Le Saint suaire de Turin, un tissu de 4,36 m sur 1,10 m découvert au milieu du XIVe siècle dans la collégiale Notre-Dame à Lirey, près de Troyes, est depuis toujours l'objet d'une bataille entre ceux qui croient à son authenticité, les "sindonologues", et ceux qui en doutent.
En 1988, trois laboratoires (suisse, anglais et américain) avaient conclu après datation au carbone 14 que le tissu remontait au Moyen-Age, entre 1260 et 1390. "Les résultats au carbone 14 sont incontestables", a affirmé à l'AFP Jacques Evin, ingénieur en radiodatation qui avait participé à cette opération.
Malgré d'autres preuves scientifiques, dont le fait que la technique de tissage du suaire date seulement du XIIIe siècle et qu'aucune trace de sang n'a jamais été identifiée, les partisans de l'authenticité, dont des scientifiques fondamentalistes, n'ont pas désarmé.
Science et Vie a voulu apporter un nouvel élément en demandant à Jacques di Constanzo de réaliser un "Saint suaire" en utilisant les techniques des faussaires du Moyen-Age.
Pour ce faire, il a appliqué "un drap de lin mouillé" sur un bas-relief représentant le visage d'un homme barbu aux longs cheveux pour qu'il en "épouse les formes". Après séchage, raconte le mensuel, le tissu "est tamponné avec la solution colorée", de l'oxyde ferrique. "Des empreintes superficielles en +négatif+ du visage sont ainsi obtenues et leur cliché en +positif+ fournit des images très proches de celles du suaire", précise-t-il.
Autre fait important, souligne la revue, "l'empreinte s'est irréversiblement fixée aux fibres" : "le tissu a résisté au lavage, au chauffage à 250°". Il a été également trempé dans des acides, et "l'image n'a pas été altérée".
Selon le scientifique, ce résultat a été obtenu grâce au "liant" employé pour fixer les couleurs sur le tissu, de la gélatine riche en collagène, produit régulièrement utilisé au Moyen-Age.
Le Dr di Constanzo a tenté une autre expérience : réaliser un suaire imprimé par "vaporographie, simulant des réactions chimiques s'opérant sur le corps d'un supplicié". Or, "aucune impression n'a été obtenue", ce qui prouverait que le Saint suaire de Turin n'a pas pu être impressionné par le corps du Christ.

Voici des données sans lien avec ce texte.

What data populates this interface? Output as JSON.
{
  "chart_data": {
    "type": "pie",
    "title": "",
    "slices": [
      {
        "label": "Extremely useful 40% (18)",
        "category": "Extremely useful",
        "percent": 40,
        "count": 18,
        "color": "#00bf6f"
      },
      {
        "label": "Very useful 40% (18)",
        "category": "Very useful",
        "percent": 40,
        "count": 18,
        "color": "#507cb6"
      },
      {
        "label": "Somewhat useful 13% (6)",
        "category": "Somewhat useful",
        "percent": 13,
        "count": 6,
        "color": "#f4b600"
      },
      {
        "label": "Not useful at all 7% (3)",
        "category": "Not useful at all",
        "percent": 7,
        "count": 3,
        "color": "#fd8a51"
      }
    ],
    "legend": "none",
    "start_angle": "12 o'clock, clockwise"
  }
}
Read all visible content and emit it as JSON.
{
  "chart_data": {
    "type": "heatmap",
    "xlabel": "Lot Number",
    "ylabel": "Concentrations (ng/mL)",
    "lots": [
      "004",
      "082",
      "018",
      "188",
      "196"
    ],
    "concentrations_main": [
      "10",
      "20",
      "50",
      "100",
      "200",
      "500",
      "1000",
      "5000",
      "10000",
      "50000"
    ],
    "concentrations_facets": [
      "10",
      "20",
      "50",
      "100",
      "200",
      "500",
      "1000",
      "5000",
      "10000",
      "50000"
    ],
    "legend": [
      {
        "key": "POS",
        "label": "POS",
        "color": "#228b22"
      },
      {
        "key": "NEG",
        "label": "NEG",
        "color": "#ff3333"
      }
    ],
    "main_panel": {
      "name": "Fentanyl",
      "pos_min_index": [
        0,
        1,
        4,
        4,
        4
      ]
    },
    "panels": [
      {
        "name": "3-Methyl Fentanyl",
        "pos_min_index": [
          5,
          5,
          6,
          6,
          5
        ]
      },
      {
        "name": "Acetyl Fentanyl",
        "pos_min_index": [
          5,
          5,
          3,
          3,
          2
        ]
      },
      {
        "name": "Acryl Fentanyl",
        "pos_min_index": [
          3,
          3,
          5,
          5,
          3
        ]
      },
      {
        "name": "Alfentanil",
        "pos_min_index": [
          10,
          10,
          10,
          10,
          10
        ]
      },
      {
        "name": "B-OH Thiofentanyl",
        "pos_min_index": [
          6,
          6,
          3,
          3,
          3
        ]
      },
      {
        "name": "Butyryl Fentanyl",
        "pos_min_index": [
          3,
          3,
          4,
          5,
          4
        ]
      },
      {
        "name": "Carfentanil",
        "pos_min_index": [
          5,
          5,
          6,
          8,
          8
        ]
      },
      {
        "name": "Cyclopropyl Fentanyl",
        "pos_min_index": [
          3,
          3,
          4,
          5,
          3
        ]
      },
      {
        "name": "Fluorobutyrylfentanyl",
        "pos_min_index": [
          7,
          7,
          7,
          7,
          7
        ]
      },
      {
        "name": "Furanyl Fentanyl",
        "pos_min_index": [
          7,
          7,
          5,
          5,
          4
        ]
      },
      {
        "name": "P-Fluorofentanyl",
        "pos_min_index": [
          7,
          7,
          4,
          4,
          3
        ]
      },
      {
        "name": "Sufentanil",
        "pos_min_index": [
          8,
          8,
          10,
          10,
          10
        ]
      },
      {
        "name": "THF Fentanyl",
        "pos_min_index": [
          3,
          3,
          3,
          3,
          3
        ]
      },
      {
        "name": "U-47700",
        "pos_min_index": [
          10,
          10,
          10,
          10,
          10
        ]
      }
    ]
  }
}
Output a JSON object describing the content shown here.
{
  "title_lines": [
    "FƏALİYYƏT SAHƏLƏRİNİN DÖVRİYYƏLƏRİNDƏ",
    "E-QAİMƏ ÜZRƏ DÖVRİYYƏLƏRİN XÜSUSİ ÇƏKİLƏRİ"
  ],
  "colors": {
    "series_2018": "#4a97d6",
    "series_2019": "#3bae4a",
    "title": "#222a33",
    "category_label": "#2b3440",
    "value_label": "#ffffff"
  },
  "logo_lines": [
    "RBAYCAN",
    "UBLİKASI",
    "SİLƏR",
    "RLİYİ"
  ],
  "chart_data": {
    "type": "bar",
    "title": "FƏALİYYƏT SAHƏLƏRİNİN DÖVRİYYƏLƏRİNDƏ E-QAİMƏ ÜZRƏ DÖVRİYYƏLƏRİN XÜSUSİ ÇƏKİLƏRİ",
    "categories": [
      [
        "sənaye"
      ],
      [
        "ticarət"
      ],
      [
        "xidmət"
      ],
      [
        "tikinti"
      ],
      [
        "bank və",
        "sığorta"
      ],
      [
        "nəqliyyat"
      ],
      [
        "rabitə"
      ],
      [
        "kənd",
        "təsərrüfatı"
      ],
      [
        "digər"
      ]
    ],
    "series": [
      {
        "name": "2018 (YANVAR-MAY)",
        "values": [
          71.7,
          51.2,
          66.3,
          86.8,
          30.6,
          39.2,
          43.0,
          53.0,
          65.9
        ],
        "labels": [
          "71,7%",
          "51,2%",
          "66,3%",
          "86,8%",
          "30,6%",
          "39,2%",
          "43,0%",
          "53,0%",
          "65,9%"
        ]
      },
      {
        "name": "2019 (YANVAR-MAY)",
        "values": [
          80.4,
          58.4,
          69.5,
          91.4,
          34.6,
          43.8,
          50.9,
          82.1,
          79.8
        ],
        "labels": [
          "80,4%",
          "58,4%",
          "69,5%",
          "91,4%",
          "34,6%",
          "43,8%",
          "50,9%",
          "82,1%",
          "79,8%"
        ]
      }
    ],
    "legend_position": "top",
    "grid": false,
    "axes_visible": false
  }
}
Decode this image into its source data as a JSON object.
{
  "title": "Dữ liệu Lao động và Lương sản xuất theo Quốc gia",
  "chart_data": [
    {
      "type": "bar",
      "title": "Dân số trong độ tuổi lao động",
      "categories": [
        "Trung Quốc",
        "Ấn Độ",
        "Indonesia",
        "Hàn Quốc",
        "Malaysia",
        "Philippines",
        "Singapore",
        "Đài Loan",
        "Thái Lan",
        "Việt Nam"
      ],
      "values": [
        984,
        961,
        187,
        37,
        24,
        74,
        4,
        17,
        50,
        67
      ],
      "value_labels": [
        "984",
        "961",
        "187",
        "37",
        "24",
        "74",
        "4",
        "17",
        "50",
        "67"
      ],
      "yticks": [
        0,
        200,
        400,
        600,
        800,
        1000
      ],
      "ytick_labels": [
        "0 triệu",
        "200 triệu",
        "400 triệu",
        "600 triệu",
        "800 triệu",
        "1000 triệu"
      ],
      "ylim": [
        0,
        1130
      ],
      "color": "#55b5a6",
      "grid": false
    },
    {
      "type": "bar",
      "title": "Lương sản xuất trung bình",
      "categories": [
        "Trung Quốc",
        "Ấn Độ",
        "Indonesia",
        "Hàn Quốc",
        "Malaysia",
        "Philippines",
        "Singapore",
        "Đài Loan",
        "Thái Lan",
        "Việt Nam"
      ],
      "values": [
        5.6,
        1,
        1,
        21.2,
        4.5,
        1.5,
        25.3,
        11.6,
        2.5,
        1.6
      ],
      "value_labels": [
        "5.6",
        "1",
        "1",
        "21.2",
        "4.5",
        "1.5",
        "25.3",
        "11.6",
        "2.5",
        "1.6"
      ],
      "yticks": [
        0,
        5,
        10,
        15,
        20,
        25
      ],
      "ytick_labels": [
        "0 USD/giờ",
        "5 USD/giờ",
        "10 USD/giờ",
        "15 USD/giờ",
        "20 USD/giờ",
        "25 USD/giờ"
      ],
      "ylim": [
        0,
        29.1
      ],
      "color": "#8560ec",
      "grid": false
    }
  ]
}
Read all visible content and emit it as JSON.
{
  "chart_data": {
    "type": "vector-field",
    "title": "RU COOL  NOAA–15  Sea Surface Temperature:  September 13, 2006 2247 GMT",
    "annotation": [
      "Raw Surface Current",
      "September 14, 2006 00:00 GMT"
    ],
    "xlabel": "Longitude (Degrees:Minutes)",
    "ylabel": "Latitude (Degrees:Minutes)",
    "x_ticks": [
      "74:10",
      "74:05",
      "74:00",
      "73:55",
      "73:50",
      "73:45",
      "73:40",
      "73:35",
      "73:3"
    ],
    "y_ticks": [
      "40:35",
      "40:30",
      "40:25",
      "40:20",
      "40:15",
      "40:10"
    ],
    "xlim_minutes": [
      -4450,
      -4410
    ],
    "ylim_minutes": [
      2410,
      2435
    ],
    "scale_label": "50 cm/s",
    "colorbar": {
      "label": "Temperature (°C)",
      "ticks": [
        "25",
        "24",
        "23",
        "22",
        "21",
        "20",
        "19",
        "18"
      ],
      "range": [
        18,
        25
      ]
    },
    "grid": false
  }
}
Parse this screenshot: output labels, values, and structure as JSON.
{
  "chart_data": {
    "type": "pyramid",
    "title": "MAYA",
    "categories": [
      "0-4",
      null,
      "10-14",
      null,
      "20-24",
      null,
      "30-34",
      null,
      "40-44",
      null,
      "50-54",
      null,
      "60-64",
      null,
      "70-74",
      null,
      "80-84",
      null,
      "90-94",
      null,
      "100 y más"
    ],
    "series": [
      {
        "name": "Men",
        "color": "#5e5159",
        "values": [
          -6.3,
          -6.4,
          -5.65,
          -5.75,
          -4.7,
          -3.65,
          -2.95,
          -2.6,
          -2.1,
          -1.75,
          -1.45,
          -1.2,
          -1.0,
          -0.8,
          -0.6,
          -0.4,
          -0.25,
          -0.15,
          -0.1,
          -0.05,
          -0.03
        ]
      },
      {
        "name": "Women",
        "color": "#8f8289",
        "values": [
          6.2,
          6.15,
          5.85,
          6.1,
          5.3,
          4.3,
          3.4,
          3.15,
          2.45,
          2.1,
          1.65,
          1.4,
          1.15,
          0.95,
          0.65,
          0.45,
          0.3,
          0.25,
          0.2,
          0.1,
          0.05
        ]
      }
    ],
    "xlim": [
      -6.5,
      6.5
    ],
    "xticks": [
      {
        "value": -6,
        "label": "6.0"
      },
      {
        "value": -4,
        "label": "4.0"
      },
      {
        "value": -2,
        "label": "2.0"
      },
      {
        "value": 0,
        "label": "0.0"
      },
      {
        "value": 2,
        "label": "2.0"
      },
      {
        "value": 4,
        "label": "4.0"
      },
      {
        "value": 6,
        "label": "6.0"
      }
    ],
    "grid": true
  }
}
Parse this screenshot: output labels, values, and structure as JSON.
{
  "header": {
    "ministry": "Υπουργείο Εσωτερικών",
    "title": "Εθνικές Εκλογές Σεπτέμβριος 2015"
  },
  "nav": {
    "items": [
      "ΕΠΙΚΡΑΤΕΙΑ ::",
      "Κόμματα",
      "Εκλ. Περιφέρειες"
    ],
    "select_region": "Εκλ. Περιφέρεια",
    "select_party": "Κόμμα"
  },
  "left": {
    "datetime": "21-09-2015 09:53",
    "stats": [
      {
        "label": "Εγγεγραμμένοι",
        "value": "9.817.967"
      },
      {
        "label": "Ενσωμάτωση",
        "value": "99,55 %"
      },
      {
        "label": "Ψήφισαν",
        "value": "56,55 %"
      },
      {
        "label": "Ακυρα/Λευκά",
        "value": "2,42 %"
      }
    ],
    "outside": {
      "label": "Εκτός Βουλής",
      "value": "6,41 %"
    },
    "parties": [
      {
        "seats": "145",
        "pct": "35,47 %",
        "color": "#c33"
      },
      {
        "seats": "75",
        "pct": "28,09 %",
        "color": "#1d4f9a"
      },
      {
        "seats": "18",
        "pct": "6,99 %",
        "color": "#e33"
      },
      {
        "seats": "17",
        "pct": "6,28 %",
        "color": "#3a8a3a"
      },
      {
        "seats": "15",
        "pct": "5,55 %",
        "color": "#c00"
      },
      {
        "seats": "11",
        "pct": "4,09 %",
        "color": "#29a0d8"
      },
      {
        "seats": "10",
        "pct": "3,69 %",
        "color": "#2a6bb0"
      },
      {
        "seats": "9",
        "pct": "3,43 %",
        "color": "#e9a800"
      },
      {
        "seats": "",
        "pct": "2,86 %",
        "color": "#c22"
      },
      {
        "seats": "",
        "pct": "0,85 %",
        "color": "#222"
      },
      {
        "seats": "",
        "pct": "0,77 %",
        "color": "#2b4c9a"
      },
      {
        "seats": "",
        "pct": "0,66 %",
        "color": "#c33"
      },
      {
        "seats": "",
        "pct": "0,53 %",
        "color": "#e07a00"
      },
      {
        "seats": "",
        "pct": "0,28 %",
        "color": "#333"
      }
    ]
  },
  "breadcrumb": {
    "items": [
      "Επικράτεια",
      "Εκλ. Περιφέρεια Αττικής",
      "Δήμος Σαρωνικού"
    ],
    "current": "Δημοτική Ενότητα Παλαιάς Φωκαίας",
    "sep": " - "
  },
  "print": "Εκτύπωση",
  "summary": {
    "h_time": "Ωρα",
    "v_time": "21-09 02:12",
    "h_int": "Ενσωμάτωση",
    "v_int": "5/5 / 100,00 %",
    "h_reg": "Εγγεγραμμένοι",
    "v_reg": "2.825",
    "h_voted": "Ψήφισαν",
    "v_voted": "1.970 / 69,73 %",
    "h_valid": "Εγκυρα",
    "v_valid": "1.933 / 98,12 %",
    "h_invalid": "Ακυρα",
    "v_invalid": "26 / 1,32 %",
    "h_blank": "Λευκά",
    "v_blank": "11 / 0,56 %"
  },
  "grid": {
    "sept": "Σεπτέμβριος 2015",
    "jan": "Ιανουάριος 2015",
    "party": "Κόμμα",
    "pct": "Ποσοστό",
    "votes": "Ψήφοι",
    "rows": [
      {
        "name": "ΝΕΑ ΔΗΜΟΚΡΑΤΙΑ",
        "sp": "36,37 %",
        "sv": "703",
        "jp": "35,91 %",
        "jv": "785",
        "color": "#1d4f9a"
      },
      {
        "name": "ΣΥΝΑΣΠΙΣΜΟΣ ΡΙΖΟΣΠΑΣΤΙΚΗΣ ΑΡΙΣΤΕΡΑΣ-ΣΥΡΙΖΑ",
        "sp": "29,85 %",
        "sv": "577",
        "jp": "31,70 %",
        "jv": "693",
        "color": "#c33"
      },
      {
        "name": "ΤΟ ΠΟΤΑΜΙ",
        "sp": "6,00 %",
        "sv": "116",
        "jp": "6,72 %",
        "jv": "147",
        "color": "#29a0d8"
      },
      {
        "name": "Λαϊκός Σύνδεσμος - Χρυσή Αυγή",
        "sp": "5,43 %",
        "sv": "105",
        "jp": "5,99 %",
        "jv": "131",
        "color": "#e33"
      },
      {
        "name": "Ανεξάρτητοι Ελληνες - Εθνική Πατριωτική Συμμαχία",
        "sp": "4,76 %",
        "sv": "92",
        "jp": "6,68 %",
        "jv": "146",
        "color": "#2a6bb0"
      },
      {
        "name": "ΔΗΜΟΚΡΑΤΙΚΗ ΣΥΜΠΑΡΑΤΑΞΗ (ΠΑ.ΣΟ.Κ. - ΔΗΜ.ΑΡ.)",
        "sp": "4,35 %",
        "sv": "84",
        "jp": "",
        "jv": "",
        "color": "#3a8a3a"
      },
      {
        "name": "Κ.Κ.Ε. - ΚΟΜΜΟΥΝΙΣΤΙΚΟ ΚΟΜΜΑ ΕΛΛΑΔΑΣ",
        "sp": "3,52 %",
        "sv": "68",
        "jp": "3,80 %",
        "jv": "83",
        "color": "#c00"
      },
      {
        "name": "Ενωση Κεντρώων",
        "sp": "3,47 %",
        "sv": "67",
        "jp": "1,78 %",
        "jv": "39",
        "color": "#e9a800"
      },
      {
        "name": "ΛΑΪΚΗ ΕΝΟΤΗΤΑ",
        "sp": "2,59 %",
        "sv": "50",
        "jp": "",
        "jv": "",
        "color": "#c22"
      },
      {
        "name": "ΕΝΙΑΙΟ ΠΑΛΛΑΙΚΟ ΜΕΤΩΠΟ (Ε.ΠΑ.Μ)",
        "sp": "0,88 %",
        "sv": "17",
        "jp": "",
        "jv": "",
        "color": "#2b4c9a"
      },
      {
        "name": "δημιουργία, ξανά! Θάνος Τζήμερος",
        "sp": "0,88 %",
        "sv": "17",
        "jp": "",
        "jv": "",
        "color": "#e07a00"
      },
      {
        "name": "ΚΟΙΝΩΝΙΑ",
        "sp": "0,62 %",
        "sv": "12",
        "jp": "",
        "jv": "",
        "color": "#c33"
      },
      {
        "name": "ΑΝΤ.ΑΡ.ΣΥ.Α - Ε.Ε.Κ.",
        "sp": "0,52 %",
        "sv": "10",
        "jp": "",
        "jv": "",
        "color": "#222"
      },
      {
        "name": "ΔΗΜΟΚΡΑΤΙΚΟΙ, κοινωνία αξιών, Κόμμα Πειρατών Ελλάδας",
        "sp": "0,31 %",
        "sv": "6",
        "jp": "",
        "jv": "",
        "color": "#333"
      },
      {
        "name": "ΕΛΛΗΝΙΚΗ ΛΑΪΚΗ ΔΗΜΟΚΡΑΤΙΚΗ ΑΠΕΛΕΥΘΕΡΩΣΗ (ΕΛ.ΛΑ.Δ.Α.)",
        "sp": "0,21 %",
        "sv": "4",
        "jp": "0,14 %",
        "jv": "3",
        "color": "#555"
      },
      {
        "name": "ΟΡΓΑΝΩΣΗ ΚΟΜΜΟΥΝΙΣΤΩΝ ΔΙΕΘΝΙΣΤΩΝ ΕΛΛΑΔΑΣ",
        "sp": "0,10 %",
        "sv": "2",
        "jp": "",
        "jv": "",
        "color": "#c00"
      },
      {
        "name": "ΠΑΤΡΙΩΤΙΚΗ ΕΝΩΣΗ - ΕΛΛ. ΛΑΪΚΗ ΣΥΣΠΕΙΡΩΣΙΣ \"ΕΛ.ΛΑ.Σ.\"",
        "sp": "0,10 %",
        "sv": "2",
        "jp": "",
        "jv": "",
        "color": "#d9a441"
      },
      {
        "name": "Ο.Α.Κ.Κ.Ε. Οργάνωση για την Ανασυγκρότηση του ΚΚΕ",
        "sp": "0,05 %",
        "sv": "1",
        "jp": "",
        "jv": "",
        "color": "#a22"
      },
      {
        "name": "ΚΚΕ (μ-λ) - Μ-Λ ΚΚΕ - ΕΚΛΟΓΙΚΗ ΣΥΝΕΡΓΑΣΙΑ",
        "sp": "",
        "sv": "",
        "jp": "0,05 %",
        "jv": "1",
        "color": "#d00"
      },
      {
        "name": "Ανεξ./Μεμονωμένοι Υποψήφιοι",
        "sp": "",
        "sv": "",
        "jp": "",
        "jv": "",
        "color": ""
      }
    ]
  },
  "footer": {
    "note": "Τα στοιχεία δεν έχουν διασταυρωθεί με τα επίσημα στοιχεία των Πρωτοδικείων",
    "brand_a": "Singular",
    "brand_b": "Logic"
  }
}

D'ailleurs, rappelle Paul-Eric Blanrue, dès le XIVe, le pape Clément VII avait précisé dans trois bulles que le Saint suaire n'était qu'une image et non pas un original datant du temps de la Passion. Et il ne pouvait être exposé qu'à la condition que ceci soit précisé, sous peine d'excommunication.
Tout plaide donc pour un suaire qui n'a rien de sacré. Mais, relève l'historien, "on ne peut pas convaincre tout le monde".